Friday, August 8, 2014

P is for Pop-waist Personnel

The second development in the Deetail knights history (approximately 1984-9) was/were these additions, I've seen them described as 'like swoppets', but with limited articulation in one plane - at the waist - and the 'swivel' moniker more accurate for the later knights we looked at below somewhere, I call them the pop-waist knights, or; Poppets - which is the title of various plastic bead sets of the time!

Six foot figures, some of these are a bit static or wooden, and the colours, for the most part are a tad wishy-washy for heraldry methinks But, they were more poses for the battlefield, and when you're 8, 10, or 12-years old that's all that matters really! And several of them were heavily armed...bargain!

By swapping weapons, you could have guys with three swords, one in each hand and a spare at the wiast should one slip out of a bloodied steel glove!

I don't seem to be the only one who thought the colours were a bit weak as they regularly turn-up with no decoration at all, just a coat of the silver paint - possibly produced at the end of the run to counter the plain-gold Great Shield guys?
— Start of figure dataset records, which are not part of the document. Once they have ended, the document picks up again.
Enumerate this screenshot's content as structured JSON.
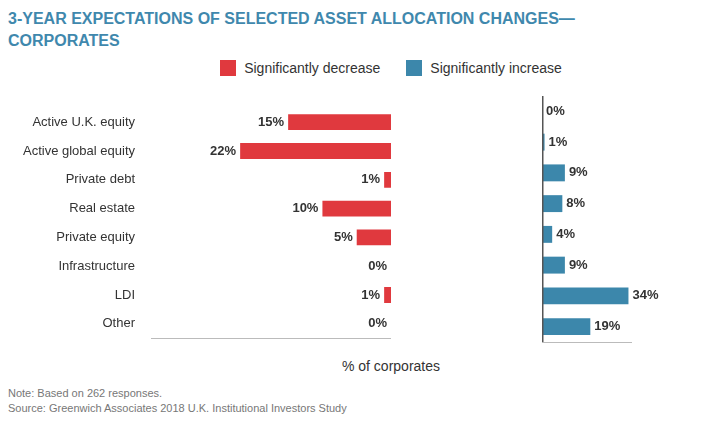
{
  "chart_data": {
    "type": "bar",
    "orientation": "horizontal",
    "title": "3-YEAR EXPECTATIONS OF SELECTED ASSET ALLOCATION CHANGES—CORPORATES",
    "categories": [
      "Active U.K. equity",
      "Active global equity",
      "Private debt",
      "Real estate",
      "Private equity",
      "Infrastructure",
      "LDI",
      "Other"
    ],
    "series": [
      {
        "name": "Significantly decrease",
        "color": "#e0393e",
        "values": [
          15,
          22,
          1,
          10,
          5,
          0,
          1,
          0
        ],
        "value_labels": [
          "15%",
          "22%",
          "1%",
          "10%",
          "5%",
          "0%",
          "1%",
          "0%"
        ]
      },
      {
        "name": "Significantly increase",
        "color": "#3c87ab",
        "values": [
          0,
          1,
          9,
          8,
          4,
          9,
          34,
          19
        ],
        "value_labels": [
          "0%",
          "1%",
          "9%",
          "8%",
          "4%",
          "9%",
          "34%",
          "19%"
        ]
      }
    ],
    "xlabel": "% of corporates",
    "xlim": [
      0,
      35
    ],
    "tick_labels": "y",
    "data_labels": true,
    "grid": false,
    "legend": "top",
    "notes": [
      "Note: Based on 262 responses.",
      "Source: Greenwich Associates 2018 U.K. Institutional Investors Study"
    ]
  }
}
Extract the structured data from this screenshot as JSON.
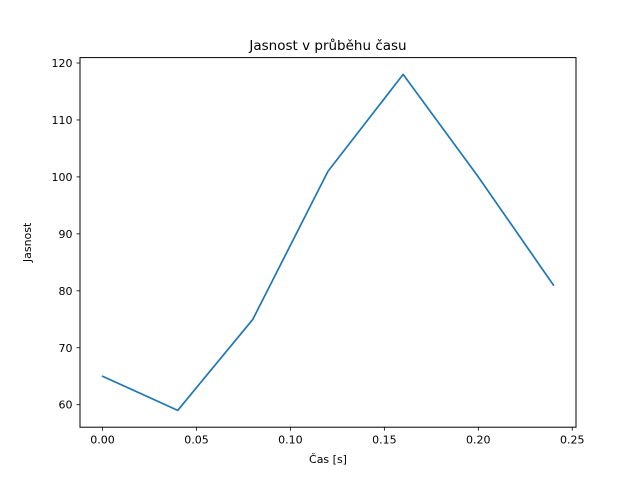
{
  "chart_data": {
    "type": "line",
    "title": "Jasnost v průběhu času",
    "xlabel": "Čas [s]",
    "ylabel": "Jasnost",
    "x": [
      0.0,
      0.04,
      0.08,
      0.12,
      0.16,
      0.2,
      0.24
    ],
    "y": [
      65,
      59,
      75,
      101,
      118,
      100,
      81
    ],
    "series_name": "Jasnost",
    "xlim": [
      -0.012,
      0.252
    ],
    "ylim": [
      56.05,
      120.95
    ],
    "xticks": {
      "values": [
        0.0,
        0.05,
        0.1,
        0.15,
        0.2,
        0.25
      ],
      "labels": [
        "0.00",
        "0.05",
        "0.10",
        "0.15",
        "0.20",
        "0.25"
      ]
    },
    "yticks": {
      "values": [
        60,
        70,
        80,
        90,
        100,
        110,
        120
      ],
      "labels": [
        "60",
        "70",
        "80",
        "90",
        "100",
        "110",
        "120"
      ]
    },
    "grid": false,
    "legend": null,
    "colors": {
      "line": "#1f77b4",
      "spine": "#000000",
      "text": "#000000",
      "background": "#ffffff"
    }
  }
}
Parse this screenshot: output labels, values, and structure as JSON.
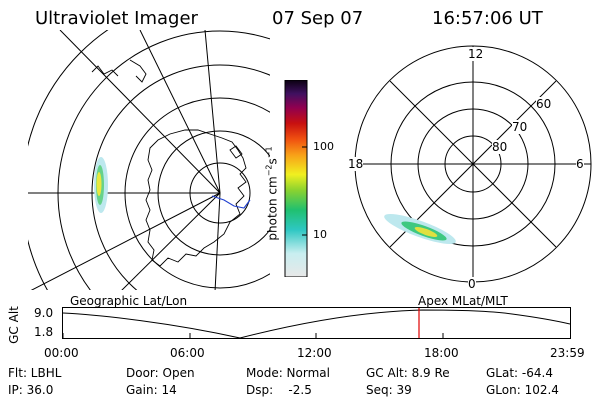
{
  "header": {
    "instrument": "Ultraviolet Imager",
    "date": "07 Sep 07",
    "time": "16:57:06 UT"
  },
  "colorbar": {
    "unit_label": "photon cm",
    "unit_exp1": "−2",
    "unit_mid": "s",
    "unit_exp2": "−1",
    "tick_labels": [
      "100",
      "10"
    ]
  },
  "polar_plot": {
    "mlt_labels": [
      "12",
      "18",
      "6",
      "0"
    ],
    "lat_labels": [
      "60",
      "70",
      "80"
    ]
  },
  "timeline": {
    "left_label": "Geographic Lat/Lon",
    "right_label": "Apex  MLat/MLT",
    "axis_label": "GC Alt",
    "y_max": "9.0",
    "y_min": "1.8",
    "time_ticks": [
      "00:00",
      "06:00",
      "12:00",
      "18:00",
      "23:59"
    ]
  },
  "info": {
    "filter": "Flt: LBHL",
    "ip": "IP: 36.0",
    "door": "Door: Open",
    "gain": "Gain: 14",
    "mode": "Mode: Normal",
    "dsp": "Dsp:    -2.5",
    "gc_alt": "GC Alt: 8.9 Re",
    "seq": "Seq: 39",
    "glat": "GLat: -64.4",
    "glon": "GLon: 102.4"
  },
  "colors": {
    "marker": "#e00000",
    "coast_blue": "#1f3fd0"
  }
}
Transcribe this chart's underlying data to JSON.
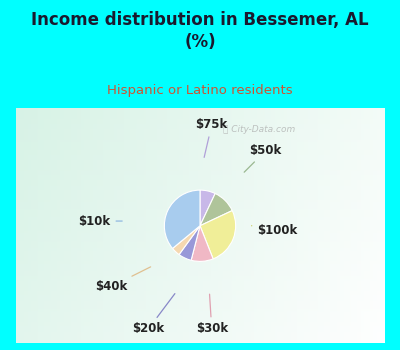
{
  "title": "Income distribution in Bessemer, AL\n(%)",
  "subtitle": "Hispanic or Latino residents",
  "title_color": "#1a1a2e",
  "subtitle_color": "#cc5533",
  "bg_cyan": "#00ffff",
  "labels": [
    "$75k",
    "$50k",
    "$100k",
    "$30k",
    "$20k",
    "$40k",
    "$10k"
  ],
  "sizes": [
    7,
    11,
    26,
    10,
    6,
    4,
    36
  ],
  "colors": [
    "#c8b8e8",
    "#afc49a",
    "#f0ee98",
    "#f0b8c5",
    "#9898d8",
    "#f5d8b0",
    "#a8ccee"
  ],
  "startangle": 90,
  "watermark": "ⓘ City-Data.com",
  "label_font_size": 8.5,
  "line_colors": [
    "#b0a0d8",
    "#9ab890",
    "#d8d870",
    "#e0a0b0",
    "#8888c8",
    "#e0c090",
    "#90b8e0"
  ]
}
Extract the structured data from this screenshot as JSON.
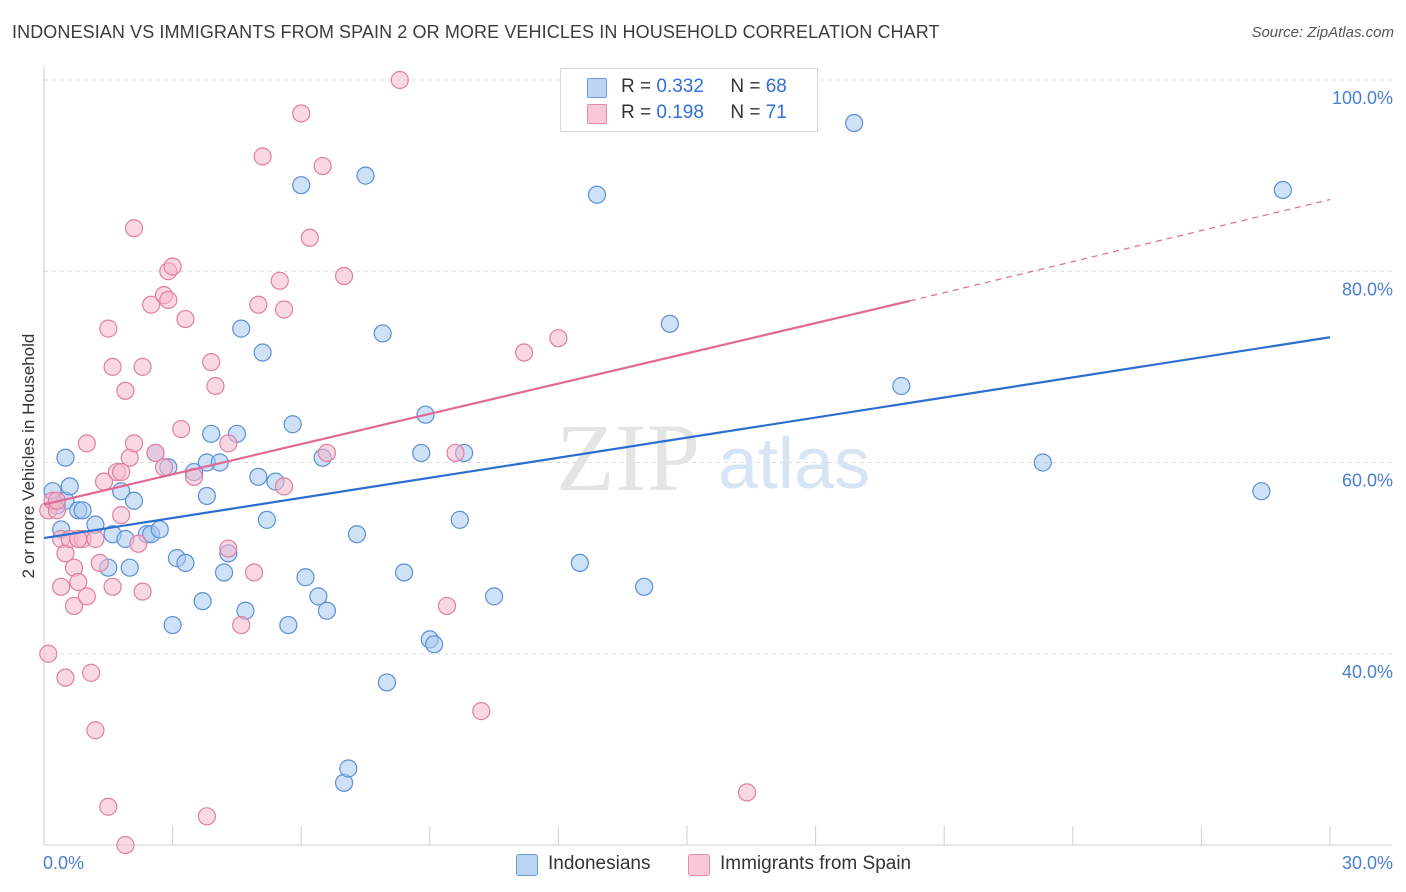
{
  "title": "INDONESIAN VS IMMIGRANTS FROM SPAIN 2 OR MORE VEHICLES IN HOUSEHOLD CORRELATION CHART",
  "source": "Source: ZipAtlas.com",
  "watermark": {
    "zip": "ZIP",
    "atlas": "atlas"
  },
  "legend": {
    "r_label": "R =",
    "n_label": "N =",
    "rows": [
      {
        "r": "0.332",
        "n": "68"
      },
      {
        "r": "0.198",
        "n": "71"
      }
    ]
  },
  "colors": {
    "indonesians_fill": "#a8c8f0",
    "indonesians_stroke": "#5b8fd6",
    "indonesians_line": "#2a6fcf",
    "spain_fill": "#f6b8cc",
    "spain_stroke": "#e07fa0",
    "spain_line": "#e06a96",
    "tick_label": "#4a7fd0",
    "grid": "#dcdcdc"
  },
  "chart_data": {
    "type": "scatter",
    "title": "INDONESIAN VS IMMIGRANTS FROM SPAIN 2 OR MORE VEHICLES IN HOUSEHOLD CORRELATION CHART",
    "xlabel": "",
    "ylabel": "2 or more Vehicles in Household",
    "xlim": [
      0,
      30
    ],
    "ylim": [
      20,
      100
    ],
    "x_tick_labels": [
      "0.0%",
      "30.0%"
    ],
    "y_ticks": [
      40,
      60,
      80,
      100
    ],
    "y_tick_labels": [
      "40.0%",
      "60.0%",
      "80.0%",
      "100.0%"
    ],
    "grid": true,
    "legend_position": "top-center",
    "series": [
      {
        "name": "Indonesians",
        "r": 0.332,
        "n": 68,
        "trend": {
          "x": [
            0,
            30
          ],
          "y": [
            52.1,
            73.1
          ]
        },
        "points": [
          [
            0.2,
            57.0
          ],
          [
            0.3,
            55.5
          ],
          [
            0.4,
            53.0
          ],
          [
            0.5,
            60.5
          ],
          [
            0.5,
            56.0
          ],
          [
            0.6,
            57.5
          ],
          [
            0.8,
            55.0
          ],
          [
            0.9,
            55.0
          ],
          [
            1.2,
            53.5
          ],
          [
            1.5,
            49.0
          ],
          [
            1.6,
            52.5
          ],
          [
            1.8,
            57.0
          ],
          [
            1.9,
            52.0
          ],
          [
            2.0,
            49.0
          ],
          [
            2.1,
            56.0
          ],
          [
            2.4,
            52.5
          ],
          [
            2.5,
            52.5
          ],
          [
            2.6,
            61.0
          ],
          [
            2.7,
            53.0
          ],
          [
            2.9,
            59.5
          ],
          [
            3.0,
            43.0
          ],
          [
            3.1,
            50.0
          ],
          [
            3.3,
            49.5
          ],
          [
            3.5,
            59.0
          ],
          [
            3.7,
            45.5
          ],
          [
            3.8,
            60.0
          ],
          [
            3.8,
            56.5
          ],
          [
            3.9,
            63.0
          ],
          [
            4.1,
            60.0
          ],
          [
            4.2,
            48.5
          ],
          [
            4.3,
            50.5
          ],
          [
            4.5,
            63.0
          ],
          [
            4.6,
            74.0
          ],
          [
            4.7,
            44.5
          ],
          [
            5.0,
            58.5
          ],
          [
            5.1,
            71.5
          ],
          [
            5.2,
            54.0
          ],
          [
            5.4,
            58.0
          ],
          [
            5.7,
            43.0
          ],
          [
            5.8,
            64.0
          ],
          [
            6.0,
            89.0
          ],
          [
            6.1,
            48.0
          ],
          [
            6.4,
            46.0
          ],
          [
            6.5,
            60.5
          ],
          [
            6.6,
            44.5
          ],
          [
            7.0,
            26.5
          ],
          [
            7.1,
            28.0
          ],
          [
            7.3,
            52.5
          ],
          [
            7.5,
            90.0
          ],
          [
            7.9,
            73.5
          ],
          [
            8.0,
            37.0
          ],
          [
            8.4,
            48.5
          ],
          [
            8.8,
            61.0
          ],
          [
            8.9,
            65.0
          ],
          [
            9.0,
            41.5
          ],
          [
            9.1,
            41.0
          ],
          [
            9.7,
            54.0
          ],
          [
            9.8,
            61.0
          ],
          [
            10.5,
            46.0
          ],
          [
            12.5,
            49.5
          ],
          [
            12.9,
            88.0
          ],
          [
            14.0,
            47.0
          ],
          [
            14.6,
            74.5
          ],
          [
            18.9,
            95.5
          ],
          [
            20.0,
            68.0
          ],
          [
            23.3,
            60.0
          ],
          [
            28.4,
            57.0
          ],
          [
            28.9,
            88.5
          ]
        ]
      },
      {
        "name": "Immigrants from Spain",
        "r": 0.198,
        "n": 71,
        "trend": {
          "x": [
            0,
            20.2
          ],
          "y": [
            55.6,
            76.9
          ]
        },
        "trend_dashed": {
          "x": [
            20.2,
            30
          ],
          "y": [
            76.9,
            87.5
          ]
        },
        "points": [
          [
            0.1,
            55.0
          ],
          [
            0.1,
            40.0
          ],
          [
            0.2,
            56.0
          ],
          [
            0.3,
            55.0
          ],
          [
            0.4,
            47.0
          ],
          [
            0.4,
            52.0
          ],
          [
            0.5,
            50.5
          ],
          [
            0.5,
            37.5
          ],
          [
            0.6,
            52.0
          ],
          [
            0.7,
            49.0
          ],
          [
            0.7,
            45.0
          ],
          [
            0.8,
            47.5
          ],
          [
            0.9,
            52.0
          ],
          [
            1.0,
            62.0
          ],
          [
            1.0,
            46.0
          ],
          [
            1.1,
            38.0
          ],
          [
            1.2,
            52.0
          ],
          [
            1.2,
            32.0
          ],
          [
            1.3,
            49.5
          ],
          [
            1.4,
            58.0
          ],
          [
            1.5,
            74.0
          ],
          [
            1.5,
            24.0
          ],
          [
            1.6,
            47.0
          ],
          [
            1.6,
            70.0
          ],
          [
            1.7,
            59.0
          ],
          [
            1.8,
            54.5
          ],
          [
            1.9,
            67.5
          ],
          [
            1.9,
            20.0
          ],
          [
            2.0,
            60.5
          ],
          [
            2.1,
            62.0
          ],
          [
            2.1,
            84.5
          ],
          [
            2.2,
            51.5
          ],
          [
            2.3,
            46.5
          ],
          [
            2.3,
            70.0
          ],
          [
            2.5,
            76.5
          ],
          [
            2.6,
            61.0
          ],
          [
            2.8,
            77.5
          ],
          [
            2.9,
            77.0
          ],
          [
            2.9,
            80.0
          ],
          [
            3.0,
            80.5
          ],
          [
            3.2,
            63.5
          ],
          [
            3.3,
            75.0
          ],
          [
            3.5,
            58.5
          ],
          [
            3.8,
            23.0
          ],
          [
            3.9,
            70.5
          ],
          [
            4.0,
            68.0
          ],
          [
            4.3,
            62.0
          ],
          [
            4.3,
            51.0
          ],
          [
            4.6,
            43.0
          ],
          [
            4.9,
            48.5
          ],
          [
            5.0,
            76.5
          ],
          [
            5.1,
            92.0
          ],
          [
            5.5,
            79.0
          ],
          [
            5.6,
            57.5
          ],
          [
            5.6,
            76.0
          ],
          [
            6.0,
            96.5
          ],
          [
            6.2,
            83.5
          ],
          [
            6.5,
            91.0
          ],
          [
            6.6,
            61.0
          ],
          [
            7.0,
            79.5
          ],
          [
            8.3,
            100.0
          ],
          [
            9.4,
            45.0
          ],
          [
            9.6,
            61.0
          ],
          [
            10.2,
            34.0
          ],
          [
            11.2,
            71.5
          ],
          [
            12.0,
            73.0
          ],
          [
            16.4,
            25.5
          ],
          [
            1.8,
            59.0
          ],
          [
            2.8,
            59.5
          ],
          [
            0.8,
            52.0
          ],
          [
            0.3,
            56.0
          ]
        ]
      }
    ]
  }
}
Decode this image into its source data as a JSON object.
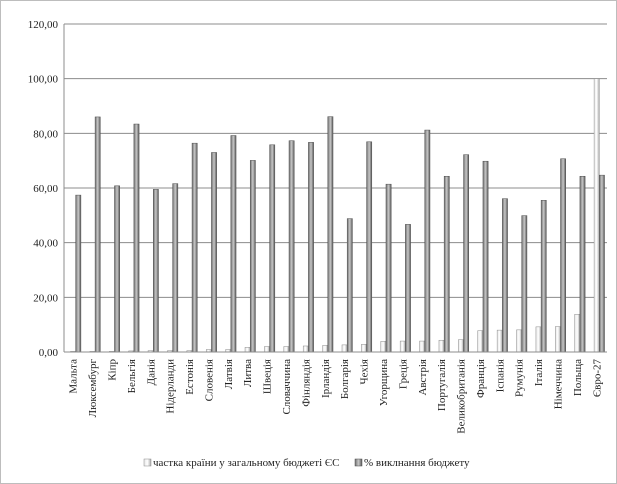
{
  "chart_data": {
    "type": "bar",
    "title": "",
    "xlabel": "",
    "ylabel": "",
    "ylim": [
      0,
      120
    ],
    "ytick_step": 20,
    "ytick_labels": [
      "0,00",
      "20,00",
      "40,00",
      "60,00",
      "80,00",
      "100,00",
      "120,00"
    ],
    "gridlines": true,
    "legend_position": "bottom",
    "categories": [
      "Мальта",
      "Люксембург",
      "Кіпр",
      "Бельгія",
      "Данія",
      "Нідерланди",
      "Естонія",
      "Словенія",
      "Латвія",
      "Литва",
      "Швеція",
      "Словаччина",
      "Фінляндія",
      "Ірландія",
      "Болгарія",
      "Чехія",
      "Угорщина",
      "Греція",
      "Австрія",
      "Португалія",
      "Великобританія",
      "Франція",
      "Іспанія",
      "Румунія",
      "Італія",
      "Німеччина",
      "Польща",
      "Євро-27"
    ],
    "series": [
      {
        "name": "частка країни у загальному бюджеті ЄС",
        "color": "#bdbdbd",
        "values": [
          0.1,
          0.2,
          0.2,
          0.4,
          0.5,
          0.5,
          0.5,
          0.9,
          0.9,
          1.7,
          2.0,
          2.0,
          2.2,
          2.4,
          2.6,
          2.8,
          3.9,
          4.0,
          4.0,
          4.3,
          4.5,
          7.8,
          8.0,
          8.1,
          9.2,
          9.3,
          13.8,
          100.0
        ]
      },
      {
        "name": "% виклнання бюджету",
        "color": "#7f7f7f",
        "values": [
          57.4,
          86.0,
          60.8,
          83.4,
          59.5,
          61.6,
          76.4,
          73.0,
          79.2,
          70.1,
          75.8,
          77.3,
          76.7,
          86.1,
          48.8,
          76.9,
          61.4,
          46.7,
          81.2,
          64.3,
          72.2,
          69.8,
          56.1,
          49.9,
          55.5,
          70.7,
          64.3,
          64.7
        ]
      }
    ]
  }
}
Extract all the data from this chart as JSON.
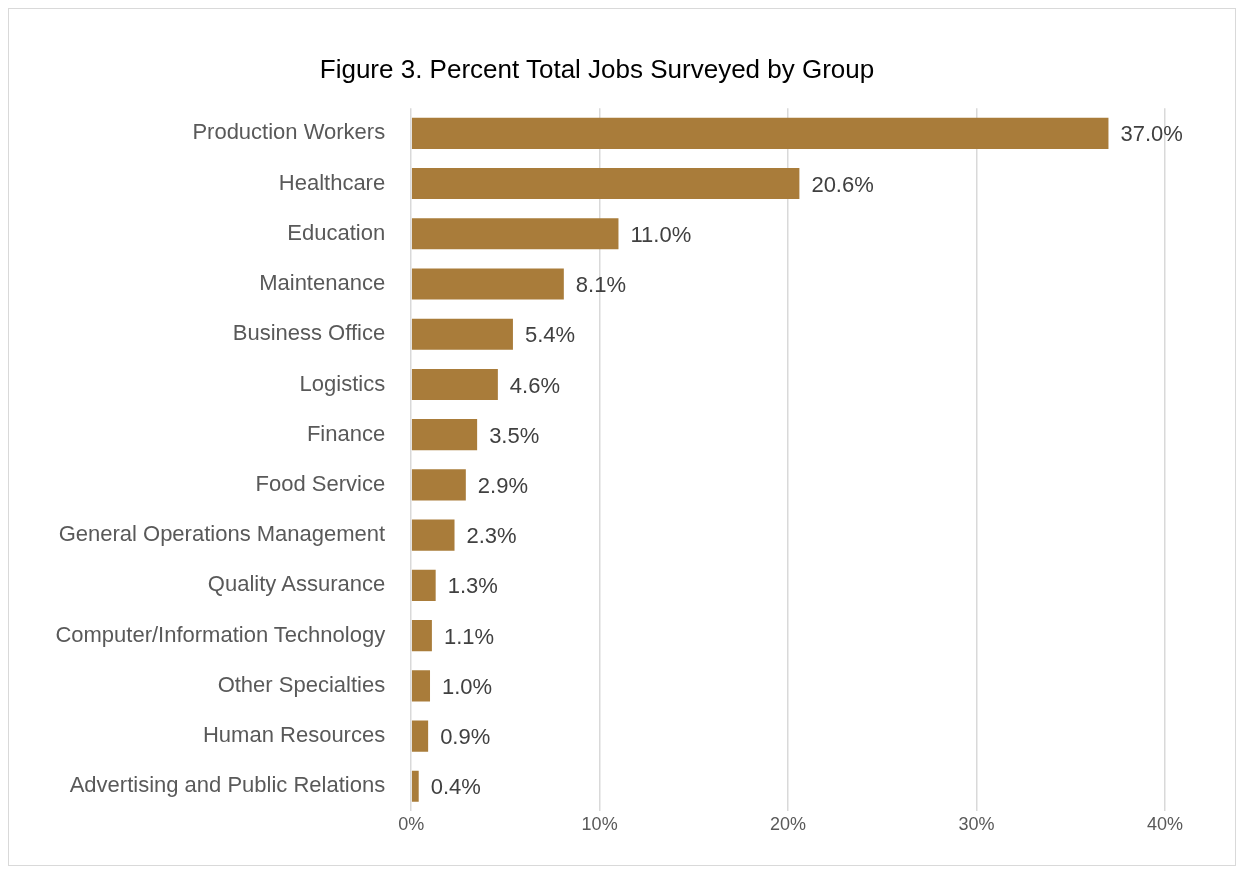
{
  "chart_data": {
    "type": "bar",
    "orientation": "horizontal",
    "title": "Figure 3. Percent Total Jobs Surveyed by Group",
    "categories": [
      "Production Workers",
      "Healthcare",
      "Education",
      "Maintenance",
      "Business Office",
      "Logistics",
      "Finance",
      "Food Service",
      "General Operations Management",
      "Quality Assurance",
      "Computer/Information Technology",
      "Other Specialties",
      "Human Resources",
      "Advertising and Public Relations"
    ],
    "values": [
      37.0,
      20.6,
      11.0,
      8.1,
      5.4,
      4.6,
      3.5,
      2.9,
      2.3,
      1.3,
      1.1,
      1.0,
      0.9,
      0.4
    ],
    "value_labels": [
      "37.0%",
      "20.6%",
      "11.0%",
      "8.1%",
      "5.4%",
      "4.6%",
      "3.5%",
      "2.9%",
      "2.3%",
      "1.3%",
      "1.1%",
      "1.0%",
      "0.9%",
      "0.4%"
    ],
    "color": "#a97c3a",
    "xlim": [
      0,
      40
    ],
    "xticks": [
      {
        "value": 0,
        "label": "0%"
      },
      {
        "value": 10,
        "label": "10%"
      },
      {
        "value": 20,
        "label": "20%"
      },
      {
        "value": 30,
        "label": "30%"
      },
      {
        "value": 40,
        "label": "40%"
      }
    ],
    "grid": "x"
  }
}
There were also a set of mounted legs, and it was in this guise, with a coat of gold paint that they were carried through to the Great Shield range in 1988 as 'enemy', from where they would march-on into the mid-1990's.

2 comments:

Ed and Bettina Berg said...

Well, I can see I've a bit of catching up to do to get this whole Britains thing figured out. Thanx for unconfusing me more than I'm already unconfused :-) - Ed

Hugh Walter said...

I'm not sure I've got it 'off-pat' myself Ed!!